Sepeninggal Cak Nur maupun Gus Dur, pemikiran Islam yang muncul tidak lebih sekadar menjadikan Islam sebagai obyek kajian semata, ketimbang sebagai gagasan dinamis yang mampu bergerak melintasi batas-batas keyakinan, kultural, ideologi, yang mampu mempengaruhi umat manusia dengan segala keunikannya.
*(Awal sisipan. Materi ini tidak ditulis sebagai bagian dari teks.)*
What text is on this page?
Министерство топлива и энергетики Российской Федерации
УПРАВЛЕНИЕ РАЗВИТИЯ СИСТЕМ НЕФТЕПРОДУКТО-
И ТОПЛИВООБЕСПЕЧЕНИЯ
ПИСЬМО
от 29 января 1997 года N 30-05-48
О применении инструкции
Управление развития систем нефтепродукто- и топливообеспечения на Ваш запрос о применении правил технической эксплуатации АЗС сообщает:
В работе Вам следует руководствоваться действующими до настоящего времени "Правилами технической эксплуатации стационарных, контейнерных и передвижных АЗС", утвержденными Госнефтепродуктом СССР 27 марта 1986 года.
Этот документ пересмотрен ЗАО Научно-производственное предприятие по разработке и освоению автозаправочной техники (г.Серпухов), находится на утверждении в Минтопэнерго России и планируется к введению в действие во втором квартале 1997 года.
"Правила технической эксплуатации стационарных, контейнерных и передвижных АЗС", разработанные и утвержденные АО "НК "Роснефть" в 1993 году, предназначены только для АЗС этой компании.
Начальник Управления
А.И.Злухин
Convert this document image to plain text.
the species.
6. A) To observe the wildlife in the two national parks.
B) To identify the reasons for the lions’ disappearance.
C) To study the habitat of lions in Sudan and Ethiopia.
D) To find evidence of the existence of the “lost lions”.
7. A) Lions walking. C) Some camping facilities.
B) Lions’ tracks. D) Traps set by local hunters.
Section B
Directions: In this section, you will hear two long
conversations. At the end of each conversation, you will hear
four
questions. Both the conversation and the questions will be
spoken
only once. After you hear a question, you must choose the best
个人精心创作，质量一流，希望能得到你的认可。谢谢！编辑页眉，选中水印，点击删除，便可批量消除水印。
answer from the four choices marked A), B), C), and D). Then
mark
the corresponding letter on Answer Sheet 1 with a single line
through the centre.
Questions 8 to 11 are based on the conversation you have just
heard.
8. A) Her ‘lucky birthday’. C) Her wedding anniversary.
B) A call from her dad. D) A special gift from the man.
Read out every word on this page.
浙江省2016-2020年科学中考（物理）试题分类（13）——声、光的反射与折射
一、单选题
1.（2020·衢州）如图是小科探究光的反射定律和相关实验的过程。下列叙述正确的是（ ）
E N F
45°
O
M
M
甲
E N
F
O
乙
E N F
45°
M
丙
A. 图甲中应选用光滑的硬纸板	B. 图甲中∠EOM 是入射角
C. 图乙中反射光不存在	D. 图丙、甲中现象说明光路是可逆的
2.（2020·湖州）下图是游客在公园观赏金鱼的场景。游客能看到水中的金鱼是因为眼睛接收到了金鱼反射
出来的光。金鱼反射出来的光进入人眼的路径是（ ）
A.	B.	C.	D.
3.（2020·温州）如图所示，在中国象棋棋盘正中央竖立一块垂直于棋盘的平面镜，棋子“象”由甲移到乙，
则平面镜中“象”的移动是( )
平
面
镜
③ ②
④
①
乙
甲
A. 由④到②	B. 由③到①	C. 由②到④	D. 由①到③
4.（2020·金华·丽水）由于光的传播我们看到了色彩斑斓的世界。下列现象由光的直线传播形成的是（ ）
Dalam beberapa kesempatan berdiskusi dengan saya, M. Dawam Rahardjo mensinyalir bahwa munculnya gagasan-gagasan yang banyak dijumpai dalam sejumlah karya para intelektual muda belakangan ini baru diuraikan dalam tataran utopia dan belum beranjak kepada ide yang digarap dengan pendekatan ilmiah yang ketat. Pendekatannya masih lebih banyak bersifat spekulatif. Di sisi lain, belum adanya pengganti tokoh sekaliber Cak Nur dan Gus Dur saya kira menjadi faktor kedua penyebab kelesuan pemikiran Islam saat ini.
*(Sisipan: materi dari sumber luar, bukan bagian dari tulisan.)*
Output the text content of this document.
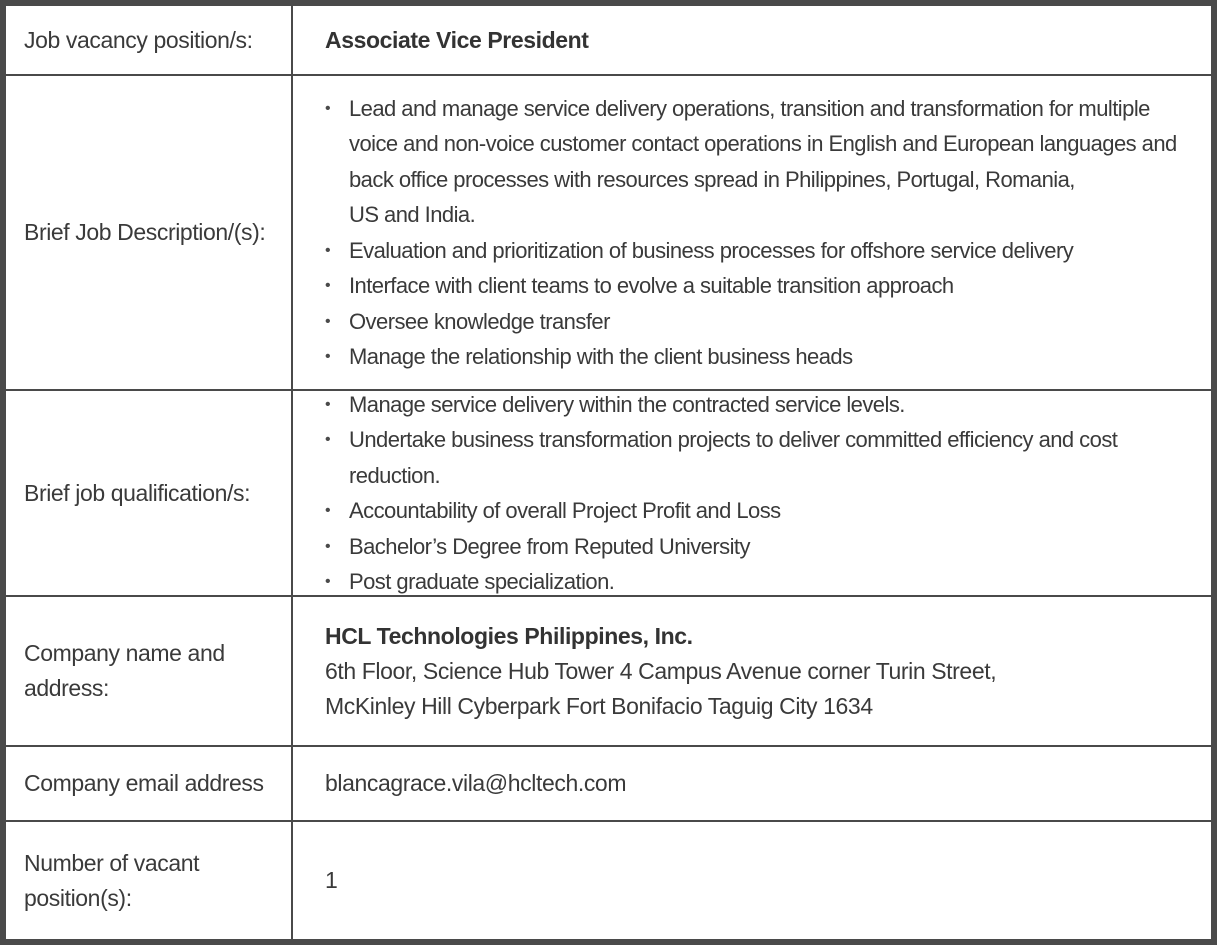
Job vacancy position/s:	Associate Vice President
Brief Job Description/(s):
• Lead and manage service delivery operations, transition and transformation for multiple voice and non-voice customer contact operations in English and European languages and back office processes with resources spread in Philippines, Portugal, Romania,
US and India.
• Evaluation and prioritization of business processes for offshore service delivery
• Interface with client teams to evolve a suitable transition approach
• Oversee knowledge transfer
• Manage the relationship with the client business heads
Brief job qualification/s:
• Manage service delivery within the contracted service levels.
• Undertake business transformation projects to deliver committed efficiency and cost reduction.
• Accountability of overall Project Profit and Loss
• Bachelor’s Degree from Reputed University
• Post graduate specialization.
Company name and address:
HCL Technologies Philippines, Inc.
6th Floor, Science Hub Tower 4 Campus Avenue corner Turin Street,
McKinley Hill Cyberpark Fort Bonifacio Taguig City 1634
Company email address	blancagrace.vila@hcltech.com
Number of vacant position(s):
1
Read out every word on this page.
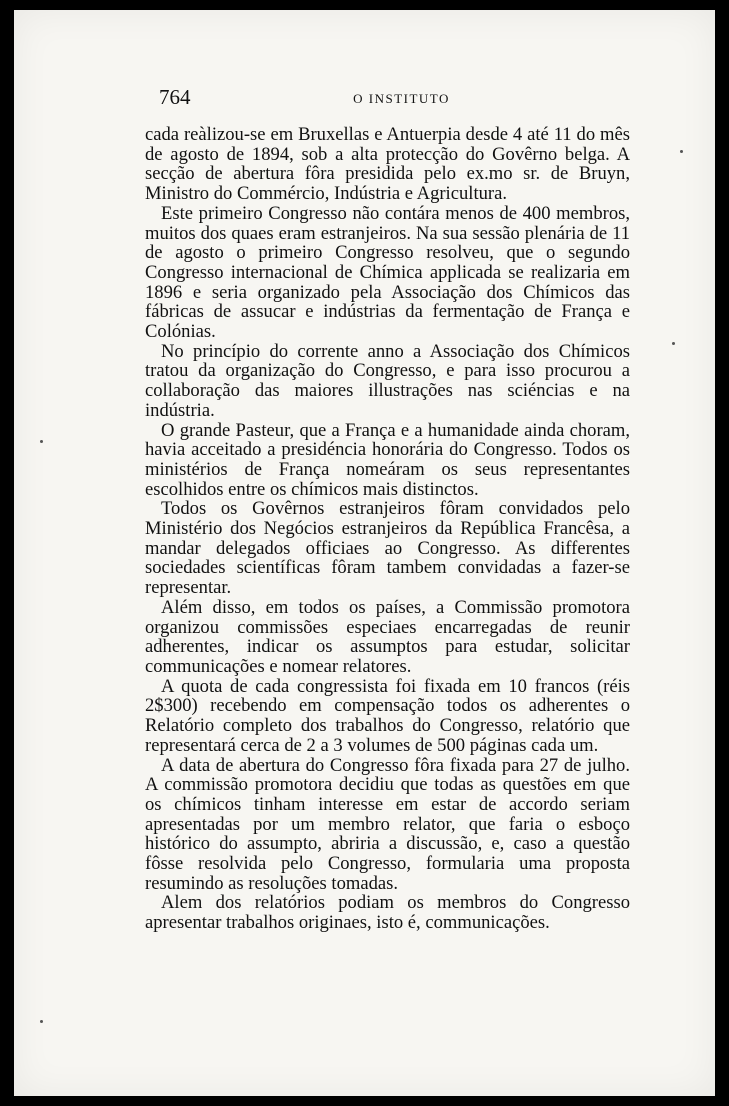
764	O INSTITUTO

cada reàlizou-se em Bruxellas e Antuerpia desde 4 até 11 do mês de agosto de 1894, sob a alta protecção do Govêrno belga. A secção de abertura fôra presidida pelo ex.mo sr. de Bruyn, Ministro do Commércio, Indústria e Agricultura.

Este primeiro Congresso não contára menos de 400 membros, muitos dos quaes eram estranjeiros. Na sua sessão plenária de 11 de agosto o primeiro Congresso resolveu, que o segundo Congresso internacional de Chímica applicada se realizaria em 1896 e seria organizado pela Associação dos Chímicos das fábricas de assucar e indústrias da fermentação de França e Colónias.

No princípio do corrente anno a Associação dos Chímicos tratou da organização do Congresso, e para isso procurou a collaboração das maiores illustrações nas sciéncias e na indústria.

O grande Pasteur, que a França e a humanidade ainda choram, havia acceitado a presidéncia honorária do Congresso. Todos os ministérios de França nomeáram os seus representantes escolhidos entre os chímicos mais distinctos.

Todos os Govêrnos estranjeiros fôram convidados pelo Ministério dos Negócios estranjeiros da República Francêsa, a mandar delegados officiaes ao Congresso. As differentes sociedades scientíficas fôram tambem convidadas a fazer-se representar.

Além disso, em todos os países, a Commissão promotora organizou commissões especiaes encarregadas de reunir adherentes, indicar os assumptos para estudar, solicitar communicações e nomear relatores.

A quota de cada congressista foi fixada em 10 francos (réis 2$300) recebendo em compensação todos os adherentes o Relatório completo dos trabalhos do Congresso, relatório que representará cerca de 2 a 3 volumes de 500 páginas cada um.

A data de abertura do Congresso fôra fixada para 27 de julho. A commissão promotora decidiu que todas as questões em que os chímicos tinham interesse em estar de accordo seriam apresentadas por um membro relator, que faria o esboço histórico do assumpto, abriria a discussão, e, caso a questão fôsse resolvida pelo Congresso, formularia uma proposta resumindo as resoluções tomadas.

Alem dos relatórios podiam os membros do Congresso apresentar trabalhos originaes, isto é, communicações.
Tulisan ini sama sekali tak berpretensi mengecilkan karya-karya pemikiran Islam yang belakangan banyak bermunculan. Ada banyak karya yang patut kita apresiasi, misalnya Abdul Moqsith Ghazali yang menulis Argumen Pluralisme Agama (2009), yang diangkat dari disertasinya. Ia adalah sebuah karya tafsir Al-Quran non-konvensional yang menjelaskan akar-akar pluralisme dalam Islam, baik secara historis maupun doktriner (Al-Quran dan Hadis). Saya melihat karya ini adalah bentuk elaborasi baru—jika tak boleh dikatakan melanjutkan apa yang sudah pernah dirintis oleh Cak Nur.
Berbeda dengan Moqsith, karya Budhy Munawar-Rachman, Reorientasi Pembaharuan Islam, Sekularisme, Liberalisme, dan Pluralisme, Paradigma Baru Islam Indonesia (2010) adalah sebuah karya yang didasarkan pada pengamatan empiris dan argumentasi di sekitar isu sekuralisme, pluralisme, dan liberalisme yang diharamkan oleh MUI. Buku yang didasarkan bukan hanya pada bahan-bahan tertulis tetapi juga pada pertemuan dan wawancara dengan sejumlah tokoh muslim maupun non-muslim ini sedikit lebih maju dari sisi gagasan. Buku ini tak lagi mempersoalkan istilah sekularisme—seperti pernah ditentang oleh Cak Nur—tetapi justru menganjurkan sekularisme dengan alasan bahwa terjadinya perubahan-perubahan sosial, proses sekularisasi, akan berjalan terus sehingga, disadari atau tidak, sekularisasi memang merupakan proses sosiologis yang sudah dan akan terus menjadi kenyataan secara intensif, dan mengarah pada cita-cita sekularisme. Dengan sekularisme, berlaku kesetaraan di antara semua agama, sehingga tidak ada minoritas maupun mayoritas. Kesemuanya mempunyai hak-hak yang sama.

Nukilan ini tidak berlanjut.